- Autor: Mahesh Shinde
- Sitio: Aula 507 "Pere Pasqual", Facultad de Física.
- Fecha/Hora: 1 febrero 2016/12:00
- Presidente: Dr. Manuel Espino Infantes
- Secretario: Dr. Jordi Solé i Ollé
- Vocal: Dr. Manuel Ruiz Villareal
- Substitutos: Dr. Emilio García Ladona Dr. Josep Lluís Pelegrí Llopart
Dr. Jordi Isern Fontanet
Dra. Ileana Blade Mendoza (Tutora)
A high resolution application using regional ocean model is developed in the Mediterranean. Since the first internal Rossby radius of deformation in the Mediterranean sea is of the order of 10-15 kms, the spatial resolution is explored to the order of ∼5 km (1/16o) with uneven 40 sigma vertical levels. The objective is to validate certain fields from the model simulations and to study air-sea interactions. The monthly mean Sea Surface Temperature (SST) climatology obtained from ten years of model forced with climatological air-sea fluxes is well captured by model configuration. Model simulated summer SST climatology shows biases of the order of 0.8-1.0 oC with observation (MedAtlas) and 1.0-1.2 oC with intercomparison. On the large scales, the surface currents generated by model captures general structures of surface circulation. The monthly mean mixed layer depth (MLD) climatology computed from model is validated with observed monthly MLD climatology and found to be overestimated by model in winter. In second experiment, model is forced with six hourly air-sea fluxes from ERA-Interim for the period 1998-2007. The monthly mean SST climatology obtained from above simulation follows climatological annual cycle with cold biases in summer season. The weak SSTs (bias of the order of 1.0 to 1.5 oC) are observed in summer.
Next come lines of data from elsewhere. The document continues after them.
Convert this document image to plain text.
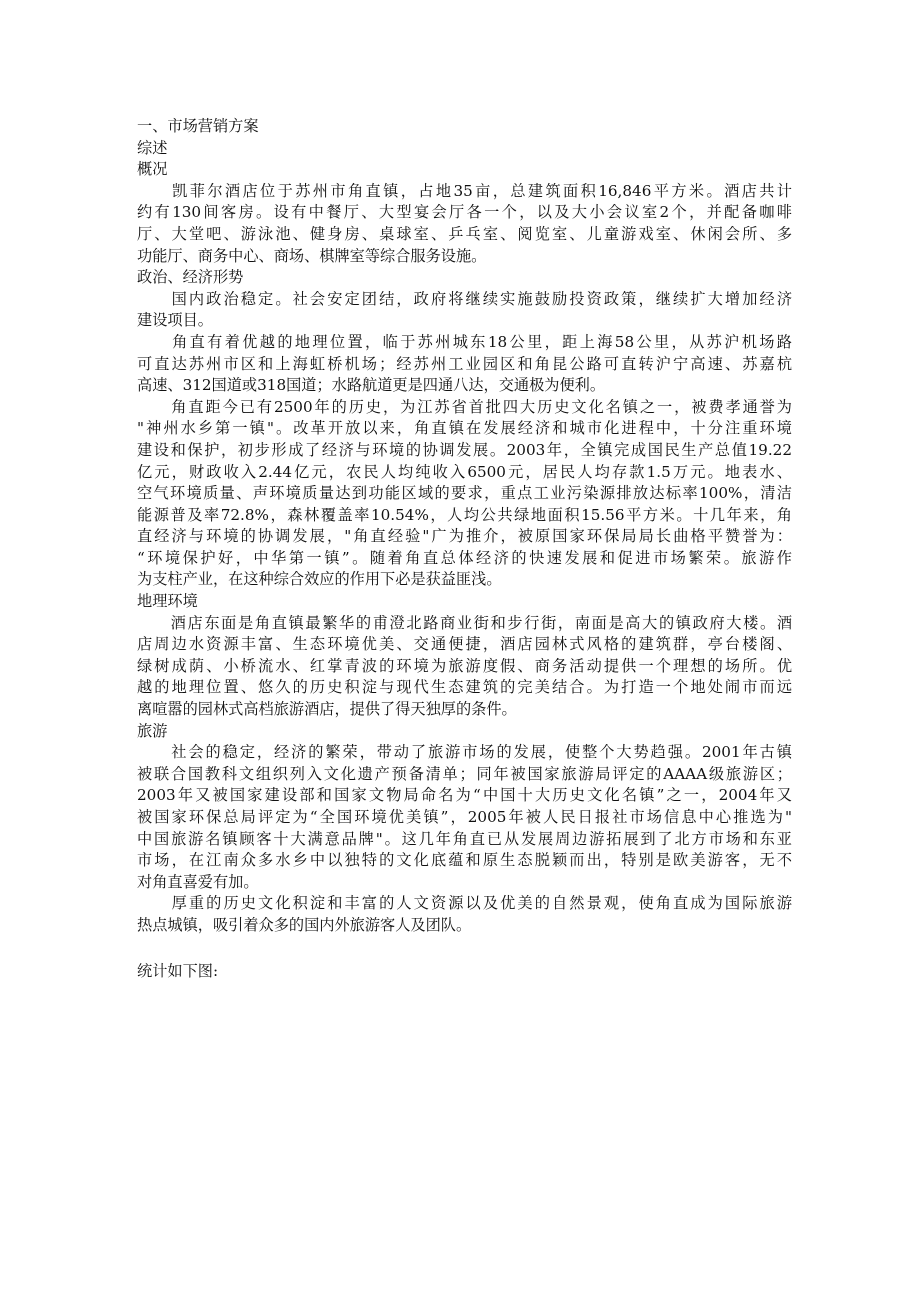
一、市场营销方案

综述

概况

　　凯菲尔酒店位于苏州市角直镇，占地35亩，总建筑面积16,846平方米。酒店共计

约有130间客房。设有中餐厅、大型宴会厅各一个，以及大小会议室2个，并配备咖啡

厅、大堂吧、游泳池、健身房、桌球室、乒乓室、阅览室、儿童游戏室、休闲会所、多

功能厅、商务中心、商场、棋牌室等综合服务设施。

政治、经济形势

　　国内政治稳定。社会安定团结，政府将继续实施鼓励投资政策，继续扩大增加经济

建设项目。

　　角直有着优越的地理位置，临于苏州城东18公里，距上海58公里，从苏沪机场路

可直达苏州市区和上海虹桥机场；经苏州工业园区和角昆公路可直转沪宁高速、苏嘉杭

高速、312国道或318国道；水路航道更是四通八达，交通极为便利。

　　角直距今已有2500年的历史，为江苏省首批四大历史文化名镇之一，被费孝通誉为

"神州水乡第一镇"。改革开放以来，角直镇在发展经济和城市化进程中，十分注重环境

建设和保护，初步形成了经济与环境的协调发展。2003年，全镇完成国民生产总值19.22

亿元，财政收入2.44亿元，农民人均纯收入6500元，居民人均存款1.5万元。地表水、

空气环境质量、声环境质量达到功能区域的要求，重点工业污染源排放达标率100%，清洁

能源普及率72.8%，森林覆盖率10.54%，人均公共绿地面积15.56平方米。十几年来，角

直经济与环境的协调发展，"角直经验"广为推介，被原国家环保局局长曲格平赞誉为：

“环境保护好，中华第一镇”。随着角直总体经济的快速发展和促进市场繁荣。旅游作

为支柱产业，在这种综合效应的作用下必是获益匪浅。

地理环境

　　酒店东面是角直镇最繁华的甫澄北路商业街和步行街，南面是高大的镇政府大楼。酒

店周边水资源丰富、生态环境优美、交通便捷，酒店园林式风格的建筑群，亭台楼阁、

绿树成荫、小桥流水、红掌青波的环境为旅游度假、商务活动提供一个理想的场所。优

越的地理位置、悠久的历史积淀与现代生态建筑的完美结合。为打造一个地处闹市而远

离喧嚣的园林式高档旅游酒店，提供了得天独厚的条件。

旅游

　　社会的稳定，经济的繁荣，带动了旅游市场的发展，使整个大势趋强。2001年古镇

被联合国教科文组织列入文化遗产预备清单；同年被国家旅游局评定的AAAA级旅游区；

2003年又被国家建设部和国家文物局命名为“中国十大历史文化名镇”之一，2004年又

被国家环保总局评定为“全国环境优美镇”，2005年被人民日报社市场信息中心推选为"

中国旅游名镇顾客十大满意品牌"。这几年角直已从发展周边游拓展到了北方市场和东亚

市场，在江南众多水乡中以独特的文化底蕴和原生态脱颖而出，特别是欧美游客，无不

对角直喜爱有加。

　　厚重的历史文化积淀和丰富的人文资源以及优美的自然景观，使角直成为国际旅游

热点城镇，吸引着众多的国内外旅游客人及团队。

统计如下图:
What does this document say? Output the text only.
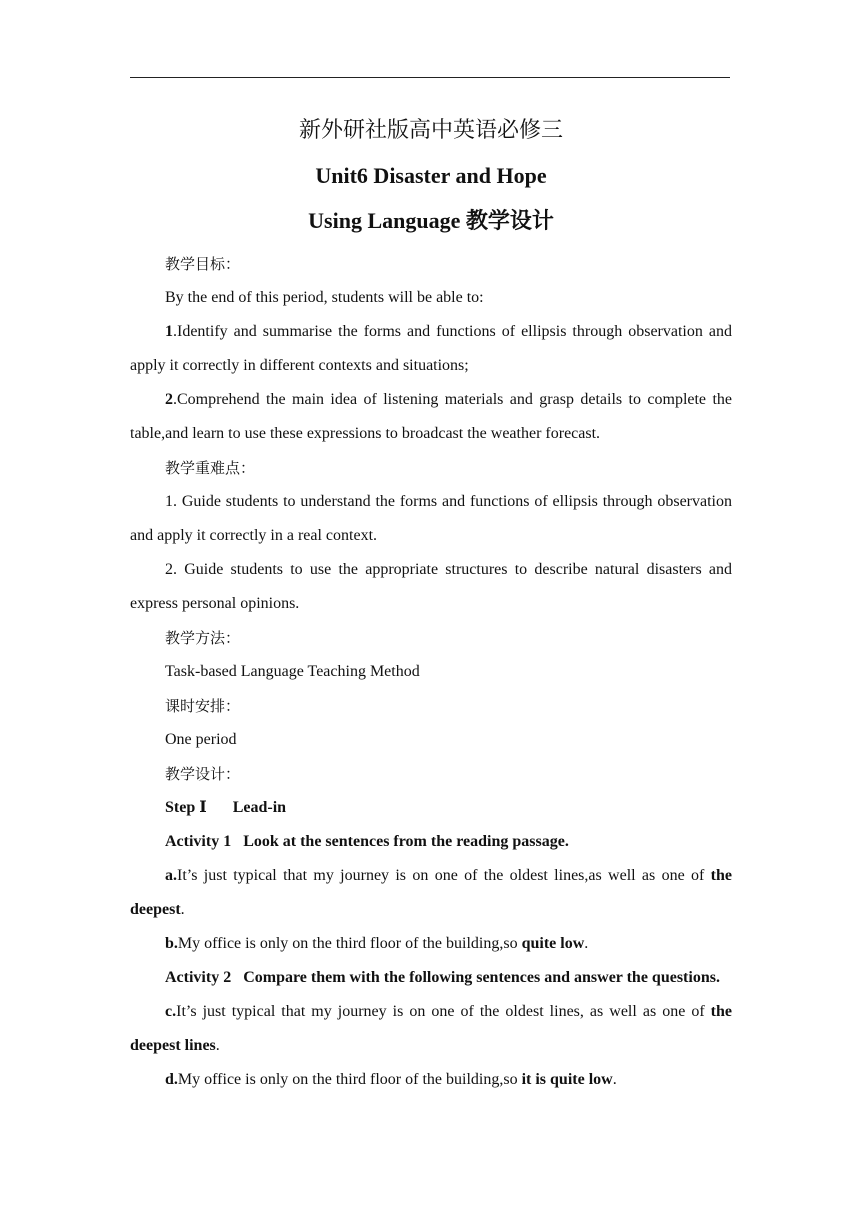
新外研社版高中英语必修三

Unit6 Disaster and Hope

Using Language 教学设计

教学目标：

By the end of this period, students will be able to:

1.Identify and summarise the forms and functions of ellipsis through observation and apply it correctly in different contexts and situations;

2.Comprehend the main idea of listening materials and grasp details to complete the table,and learn to use these expressions to broadcast the weather forecast.

教学重难点：

1. Guide students to understand the forms and functions of ellipsis through observation and apply it correctly in a real context.

2. Guide students to use the appropriate structures to describe natural disasters and express personal opinions.

教学方法：

Task-based Language Teaching Method

课时安排：

One period

教学设计：

Step Ⅰ Lead-in

Activity 1 Look at the sentences from the reading passage.

a.It’s just typical that my journey is on one of the oldest lines,as well as one of the deepest.

b.My office is only on the third floor of the building,so quite low.

Activity 2 Compare them with the following sentences and answer the questions.

c.It’s just typical that my journey is on one of the oldest lines, as well as one of the deepest lines.

d.My office is only on the third floor of the building,so it is quite low.
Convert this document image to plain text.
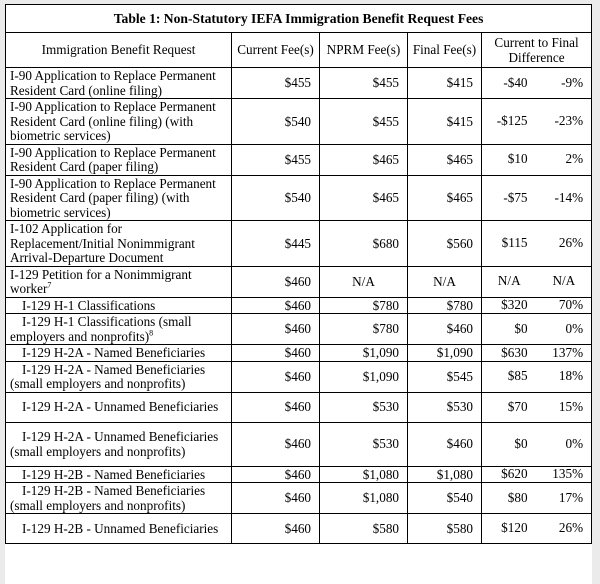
Table 1: Non-Statutory IEFA Immigration Benefit Request Fees				
Immigration Benefit Request	Current Fee(s)	NPRM Fee(s)	Final Fee(s)	Current to Final Difference
I-90 Application to Replace Permanent Resident Card (online filing)	$455	$455	$415	-$40 -9%

I-90 Application to Replace Permanent Resident Card (online filing) (with biometric services)	$540	$455	$415	-$125 -23%

I-90 Application to Replace Permanent Resident Card (paper filing)	$455	$465	$465	$10 2%

I-90 Application to Replace Permanent Resident Card (paper filing) (with biometric services)	$540	$465	$465	-$75 -14%

I-102 Application for Replacement/Initial Nonimmigrant Arrival-Departure Document	$445	$680	$560	$115 26%

I-129 Petition for a Nonimmigrant worker$^7$	$460	N/A	N/A	N/A N/A

I-129 H-1 Classifications	$460	$780	$780	$320 70%

I-129 H-1 Classifications (small employers and nonprofits)$^8$	$460	$780	$460	$0 0%

I-129 H-2A - Named Beneficiaries	$460	$1,090	$1,090	$630 137%

I-129 H-2A - Named Beneficiaries (small employers and nonprofits)	$460	$1,090	$545	$85 18%

I-129 H-2A - Unnamed Beneficiaries	$460	$530	$530	$70 15%

I-129 H-2A - Unnamed Beneficiaries (small employers and nonprofits)	$460	$530	$460	$0 0%

I-129 H-2B - Named Beneficiaries	$460	$1,080	$1,080	$620 135%

I-129 H-2B - Named Beneficiaries (small employers and nonprofits)	$460	$1,080	$540	$80 17%

I-129 H-2B - Unnamed Beneficiaries	$460	$580	$580	$120 26%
The monthly mean SST anomalies are well simulated by model except for 2006. The comparison with satellite derived SSTs reveals that model is able to capture both, the seasonal and interannual variability, although it still has a bias of the order of 1 to 1.2 oC. The model is able to reproduce signatures of intermediate water masses. Monthly mean climatology and interannual variability of MLD are quite well reproduced by model. The model is also capable to generate mesoscale eddies in the western Mediterranean although model has overestimated surface fields.